Google is partnering with a Harvard professor to promote a new scale for measuring skin tones with the hope of fixing problems of bias and diversity in the company’s products.
The tech giant is working with Ellis Monk, an assistant professor of sociology at Harvard and the creator of the Monk Skin Tone Scale, or MST. The MST Scale is designed to replace outdated skin tone scales that are biased towards lighter skin. When these older scales are used by tech companies to categorize skin color, it can lead to products that perform worse for people with darker coloring, says Monk.
“Unless we have an adequate measure of differences in skin tone, we can’t really integrate that into products to make sure they’re more inclusive,” Monk tells The Verge. “The Monk Skin Tone Scale is a 10-point skin tone scale that was deliberately designed to be much more representative and inclusive of a wider range of different skin tones, especially for people [with] darker skin tones.”
Fixing bias in AI often means fixing training data
There are numerous examples of tech products, particularly those that use AI, that perform worse with darker skin tones. These include apps designed to detect skin cancer, facial recognition software, and even machine vision systems used by self-driving cars.
Although there are lots of ways this sort of bias is programmed into these systems, one common factor is the use of outdated skin tone scales when collecting training data. The most popular skin tone scale is the Fitzpatrick scale, which is widely used in both academia and AI. This scale was originally designed in the ’70s to classify how people with paler skin burn or tan in the sun and was only later expanded to include darker skin.
This has led to some criticism that the Fitzpatrick scale fails to capture a full range of skin tones and may mean that when machine vision software is trained on Fitzpatrick data, it, too, is biased towards lighter skin types.
The Fitzpatrick scale is comprised of six categories, but the MST Scale expands this to 10 different skin tones. Monk says this number was chosen based on his own research to balance diversity and ease of use. Some skin tone scales offer more than a hundred different categories, he says, but too much choice can lead to inconsistent results.
“Usually, if you got past 10 or 12 points on these types of scales [and] ask the same person to repeatedly pick out the same tones, the more you increase that scale, the less people are able to do that,” says Monk. “Cognitively speaking, it just becomes really hard to accurately and reliably differentiate.” A choice of 10 skin tones is much more manageable, he says.
Creating a new skin tone scale is only a first step, though, and the real challenge is integrating this work into real-world applications. In order to promote the MST Scale, Google has created a new website, skintone.google, dedicated to explaining the research and best practices for its use in AI. The company says it’s also working to apply the MST Scale to a number of its own products. These include its “Real Tone” photo filters, which are designed to work better with darker skin tones, and its image search results.
Google says it’s introducing a new feature to image search that will let users refine searches based on skin tones classified by the MST Scale. So, for example, if you search for “eye makeup” or “bridal makeup looks,” you can then filter results by skin tone. In the future, the company also plans to use the MST Scale to check the diversity of its results so that if you search for images of “cute babies” or “doctors,” you won’t be shown only white faces.

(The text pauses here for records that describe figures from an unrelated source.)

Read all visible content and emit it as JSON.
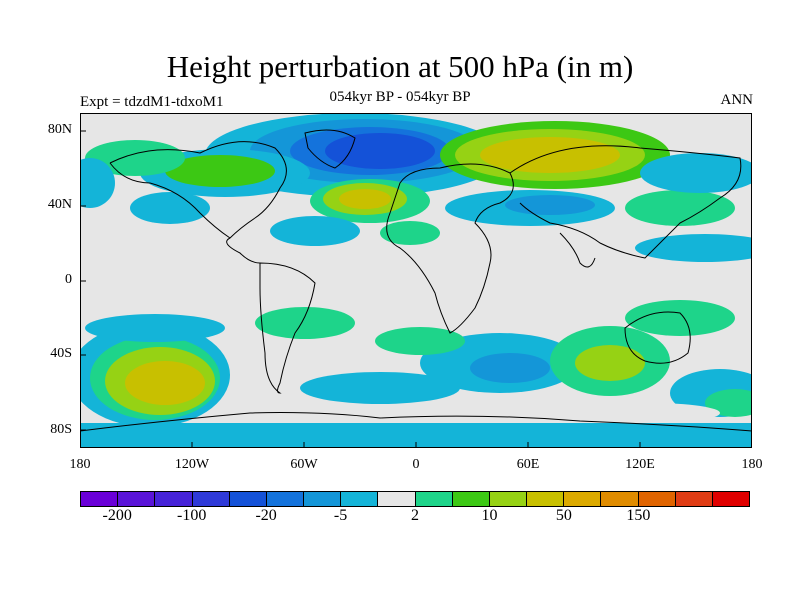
{
  "title": "Height perturbation at 500 hPa (in m)",
  "experiment": "Expt = tdzdM1-tdxoM1",
  "period": "054kyr BP - 054kyr BP",
  "season": "ANN",
  "lat_ticks": [
    "80N",
    "40N",
    "0",
    "40S",
    "80S"
  ],
  "lon_ticks": [
    "180",
    "120W",
    "60W",
    "0",
    "60E",
    "120E",
    "180"
  ],
  "colorbar": {
    "colors": [
      "#6a00d8",
      "#5a14d8",
      "#4623d8",
      "#2f3ad8",
      "#1452d8",
      "#1473dc",
      "#1496d8",
      "#14b4d8",
      "#e6e6e6",
      "#1ed48a",
      "#3cc814",
      "#96d214",
      "#c8c000",
      "#dcaa00",
      "#e08c00",
      "#e06400",
      "#e03c14",
      "#e00000"
    ],
    "labels": [
      "-200",
      "-100",
      "-20",
      "-5",
      "2",
      "10",
      "50",
      "150"
    ]
  }
}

“One of the things we’re doing is taking a set of [image] results, understanding when those results are particularly homogenous across a few set of tones, and improving the diversity of the results,” Google’s head of product for responsible AI, Tulsee Doshi, told The Verge. Doshi stressed, though, that these updates were in a “very early” stage of development and hadn’t yet been rolled out across the company’s services.
Google is experimenting with balancing image search results to be more inclusive
This should strike a note of caution, not just for this specific change but also for Google’s approach to fixing problems of bias in its products more generally. The company has a patchy history when it comes to these issues, and the AI industry as a whole has a tendency to promise ethical guidelines and guardrails and then fail on the follow-through.

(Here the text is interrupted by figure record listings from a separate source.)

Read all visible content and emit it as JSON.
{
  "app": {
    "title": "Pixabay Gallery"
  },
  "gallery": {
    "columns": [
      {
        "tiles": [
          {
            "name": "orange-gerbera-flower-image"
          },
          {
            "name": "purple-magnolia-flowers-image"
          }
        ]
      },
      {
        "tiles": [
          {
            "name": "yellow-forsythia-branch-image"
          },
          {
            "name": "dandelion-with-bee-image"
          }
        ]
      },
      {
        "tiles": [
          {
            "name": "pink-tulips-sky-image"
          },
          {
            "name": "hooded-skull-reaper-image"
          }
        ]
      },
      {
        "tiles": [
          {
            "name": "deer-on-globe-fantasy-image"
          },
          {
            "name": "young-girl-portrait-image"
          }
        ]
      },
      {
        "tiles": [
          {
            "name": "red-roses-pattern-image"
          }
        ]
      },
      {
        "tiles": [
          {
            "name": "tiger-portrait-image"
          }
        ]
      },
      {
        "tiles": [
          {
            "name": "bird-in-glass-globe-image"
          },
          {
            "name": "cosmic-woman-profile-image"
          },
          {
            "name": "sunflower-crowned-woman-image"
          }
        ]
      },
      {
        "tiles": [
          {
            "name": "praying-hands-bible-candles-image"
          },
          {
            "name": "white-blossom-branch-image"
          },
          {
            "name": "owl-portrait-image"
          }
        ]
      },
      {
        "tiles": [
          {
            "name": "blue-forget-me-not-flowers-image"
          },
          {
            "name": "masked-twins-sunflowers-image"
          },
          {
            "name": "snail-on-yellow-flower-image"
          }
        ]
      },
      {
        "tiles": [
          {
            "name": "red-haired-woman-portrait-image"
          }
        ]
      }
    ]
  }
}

Take, for example, the infamous Google Photos error that led to its search algorithm tagging photos of Black people as “gorillas” and “chimpanzees.” This mistake was first noticed in 2015, yet Google confirmed to The Verge this week that it has still not fixed the problem but simply removed these search terms altogether. “While we’ve significantly improved our models based on feedback, they still aren’t perfect,” Google Photos spokesperson Michael Marconi told The Verge. “In order to prevent this type of mistake and potentially causing additional harm, the search terms remain disabled.”
Introducing these sorts of changes can also be culturally and politically challenging, reflecting broader difficulties in how we integrate this sort of tech into society. In the case of filtering image search results, for example, Doshi notes that “diversity” may look different in different countries, and if Google adjusts image results based on skin tone, it may have to change these results based on geography.
“What diversity means, for example, when we’re surfacing results in India [or] when we’re surfacing results in different parts of the world, is going to be inherently different,” says Doshi. “It’s hard to necessarily say, ‘oh, this is the exact set of good results we want,’ because that will differ per user, per region, per query.”
Introducing a new and more inclusive scale for measuring skin tones is a step forward, but much thornier issues involving AI and bias remain.